When he pulled away eventually, she was thoroughly shaken. He rubbed a thumb across her lower lip, sending sweet little waves of desire washing over her.
He put his hand at the base of her spine and steered her toward the front door on unsteady legs.
“Good night, Emma.”
Still dazed, she merely nodded.
“See you in the morning.”
“Uh-huh.”
“Lock the door when you go inside.”
“Uh, sure.”
He laughed, looking downright pleased with the fact that he’d rendered her all but speechless.
Emma stepped into the foye
r at last, then watched as Matt strode back to his car, whistling an annoyingly cheery little tune.

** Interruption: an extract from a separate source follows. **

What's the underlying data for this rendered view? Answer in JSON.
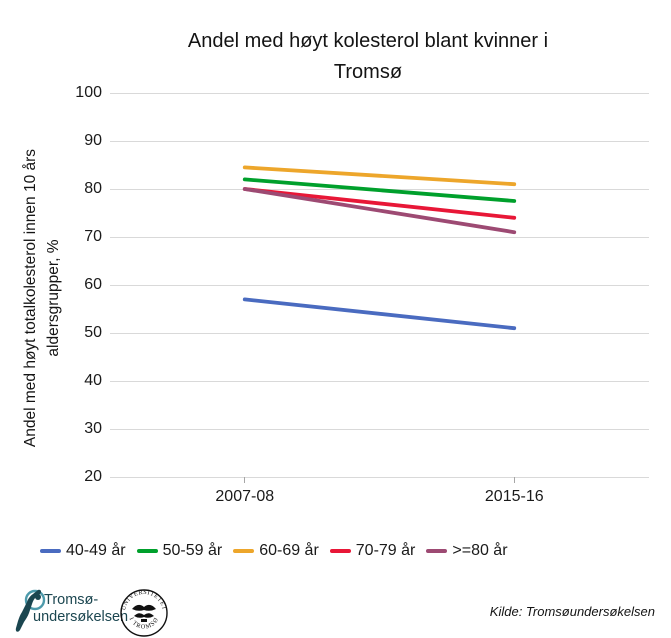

So much for quiet longing, she thought as he drove away. Once he put his mind to it, Matt’s kisses packed enough heat to spontaneously combust and burn down everything between here and Orlando. If she didn’t watch her step, she was going to go up in flames, too.
When she heard the car, Rosa went to the bedroom window hoping to see Jeff coming home at last. Instead, she caught a glimpse of Matt kissing her daughter as if there were no tomorrow. She couldn’t help grinning, even as she felt a vague trace of envy that Emma was just starting out on a romantic adventure, while her own days of romance were over.
Matt was a good man, and he’d been in love with Emma forever. Nothing would please her more than to see the two of them finally together, especially if it would keep Emma here in Winter Cove. She knew this was the last place Emma wanted to be, but she’d never really given it a chance as an adult. Maybe Matt could strip the blinders off and make her daughter see all that the town had to offer.
If only that had happened sooner, she thought as she listened to Emma start up the stairs. Maybe having Emma home again would have been enough to give Don a reason for living. She, Jeff and Andy hadn’t been enough, but his daughter had always held a special place in his heart.
Emma tapped lightly on Rosa’s door. “Mama, are you still awake?”
“Come in,” she called out, moving away from the window, so Emma wouldn’t guess how much she’d seen. She noted the flushed cheeks and bright eyes, though. They would have been a dead giveaway, even if she’d missed the actual kiss. “Did you have a good time?”
“I really enjoyed Cori and her kids,” Emma said.
Rosa raised an eyebrow. “Really?”
Emma laughed. “You probably wouldn’t recognize them now. Apparently, Cori took Jolie’s criticism to heart. They both behaved like little angels all during dinner.”
“And here I’d given up on miracles,” Rosa said.
“I told her to bring them back to the diner next Sunday. Maybe you can come by and see for yourself.”